20241112-project-structure

Setup

  • Clone repo or pull latest changes

  • Set working directory to 20241112-project-structure

  • Install requirements

    # Packages needed to use these methodes in your project
    install.packages(c('devtools', 'validate', 'targets', 'tinytest', 'pkgKitten'))
    
    # Packages needed for example script only
    install.packages(c("coda","mvtnorm","loo","dagitty", "dplyr", "RColorBrewer","lubridate"))
    install.packages("cmdstanr", repos = c('https://stan-dev.r-universe.dev', getOption("repos")))
    devtools::install_github("rmcelreath/rethinking")
    

Intro

  • A lot of this is my own workflow/opinion, with some general principles mixed in. Please take what works for you and leave what doesn't behind.
  • Example is generously donated by Brendan from here: https://github.com/bjbarrett/long_spatial_data_enso_lomas The script in the example is scripts 01_ and 02_ from that repo put together. For the modeling section, I saved the models and modified the script to pull saved models instead of running STAN so participants don't need to install STAN, and the workshop will run faster.
  • This workshop is cooking-demo style. Meaning, it's not designed for you to be able to follow along modifying the code at the speed of the workshop. Implications:
    • I beg you, please tell me if you don't understand what's going on. There are not many exercises, so I won't be able to gauge your understanding that way. It's a waste of everyone's time to move forward if everyone is lost so please please please stop me if I jump forward without sufficient explanation of what happened.
    • Please set aside ~2hrs within the next couple weeks after the workshop to practice actually using the tools you're interested on your project. (Set a specific time for yourself.) At the end of the workshop, I expect everyone to understand what the different tools are, what they're used for, and roughly how they work. You will not get the practical ability to use them in the future by just listening today. That requires testing it out yourself. The best time is when the theoretical knowledge is fresh in your mind, and I am around to help.

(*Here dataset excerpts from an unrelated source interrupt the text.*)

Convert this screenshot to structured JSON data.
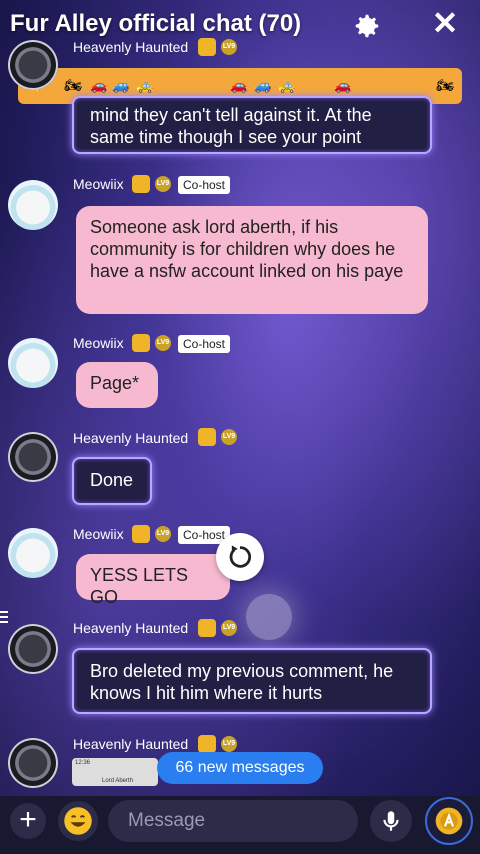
{
  "header": {
    "title": "Fur Alley official chat (70)",
    "settings_icon": "gear-icon",
    "close_icon": "close-icon"
  },
  "ticker": {
    "icon": "megaphone-icon",
    "items": [
      "motorcycle",
      "car-red",
      "car-blue",
      "car-white",
      "car-red",
      "car-blue",
      "car-white",
      "car-red",
      "motorcycle"
    ]
  },
  "messages": [
    {
      "user": "Heavenly Haunted",
      "role": "",
      "text": "mind they can't tell against it. At the same time though I see your point",
      "style": "dark"
    },
    {
      "user": "Meowiix",
      "role": "Co-host",
      "text": "Someone ask lord aberth, if his community is for children why does he have a nsfw account linked on his paye",
      "style": "pink"
    },
    {
      "user": "Meowiix",
      "role": "Co-host",
      "text": "Page*",
      "style": "pink"
    },
    {
      "user": "Heavenly Haunted",
      "role": "",
      "text": "Done",
      "style": "dark"
    },
    {
      "user": "Meowiix",
      "role": "Co-host",
      "text": "YESS LETS GO",
      "style": "pink"
    },
    {
      "user": "Heavenly Haunted",
      "role": "",
      "text": "Bro deleted my previous comment, he knows I hit him where it hurts",
      "style": "dark"
    },
    {
      "user": "Heavenly Haunted",
      "role": "",
      "text": "",
      "style": "dark"
    }
  ],
  "new_messages": {
    "count": "66",
    "label": "new messages"
  },
  "thumbnail": {
    "time": "12:36",
    "caption": "Lord Aberth"
  },
  "input": {
    "placeholder": "Message"
  },
  "colors": {
    "accent": "#2a7ef0",
    "pink_bubble": "#f7b9cf",
    "dark_bubble": "#221f45",
    "ticker": "#f4a73a"
  }
}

Non-Code (data) Project Organization

Tips

  • Non-code project organization Separate folders for:
    • inputs, in this case called data
    • code
      • in this case multiple folders: 01-just-a-script, 02-script-with-functions etc.
      • in general if you have a "R code" folder inside your project, you should name it R
    • intermediates, in this case saved-models
    • outputs, in this case plots . Could be broken up into separate "plots" and "results" folder, as recommended here.
  • Working on EAS rstudio server
    • data folder should be on the data server (EAS_shared, EAS_ind, or EAS_home)
    • code should not be on the data server, should be under source control (git)
    • intermediates and outputs: up to you
  • Avoiding committing your data (unless it's small and you're sure you want to). If you have your /data folder inside your rstudio project folder and thus inside your git repo, but you don't want to actually track changes and push to github. Then, you can add data (or whatever the name of your data folder is) to the .gitignore file.
  • Define paths once Define each relevant folder (in this case, maybe just code and data folders) at the beginning of the script. Then use file.path(...) to put together the path (folder) and the filename like file.path(DATA_FOLDER, 'my_data.csv'). (file.path('~', 'my-project', 'data', 'my-data.csv') will result in '~/my-project/data/my-data.csv' on Linux/Mac and '~\my-project\data\my-data.csv' on Windows so it's safer than using paste for the same purpose.)

Generic example

/your-analysis
|- .gitignore
|- my-script.R
|- results/  
|- data/ <- needs to be backed up with some method besides git
  |- some_data.csv
  |- more_data.csv

In .gitignore

# Automatically added
.Rproj.user
.Rhistory
.RData
.Ruserdata
*.Rproj
.Rapp.history

# Manually Added
data

In my-script.R:

INPUT_DIR <- './data'
OUTPUT_DIR <- './results'

EAS example #1

Data Server + RStudio Server Workflow

DATA SERVER
EAS_shared/YOUR_SPECIES/working/rawdata/your-field-season/
|- some_data.csv
|- more_data.csv

EAS_ind/YOU_USERNAME/your-analysis-results/
|- processed_data/
|- plots/
|- text-ouputs/

RSTUDIO SERVER
/home/top/YOUR_USERNAME
|- your-analysis <- root of git repo
    |- your_code.R
    |- another_script.R

In the code

INPUT_DIR <- '~/EAS_shared/YOUR_SPECIES/working/rawdata/your-field-season/'
OUTPUT_DIR <- '~/EAS_ind/YOU_USERNAME/your-analysis-results/'
source('./another_script.R')
read.csv(file.path(INPUT_DIR, 'some_data.csv'))
...
write.csv(file.path(OUTPUT_DIR, 'processed_data', 'cleaned_data.csv'))

Local Workflow

/home/YOUR_USERNAME/
|- YOUR_SPECIES/working/rawdata/your-field-season <- synced with filezilla
    |- some_data.csv
    |- more_data.csv
|- your-analysis-results <- synced with filezilla
    |- processed_data/
    |- plots/
    |- text-ouputs/
|- your-analysis <- synced with git
    |- your_code.R
    |- another_script.R
# changed
INPUT_DIR <- '~/YOUR_SPECIES/working/rawdata/your-field-season/'
OUTPUT_DIR <- '~/your-analysis-results/'

# not changed
source('./another_script.R')
read.csv(file.path(INPUT_DIR, 'some_data.csv'))
...
write.csv(file.path(OUTPUT_DIR, 'processed_data', 'cleaned_data.csv'))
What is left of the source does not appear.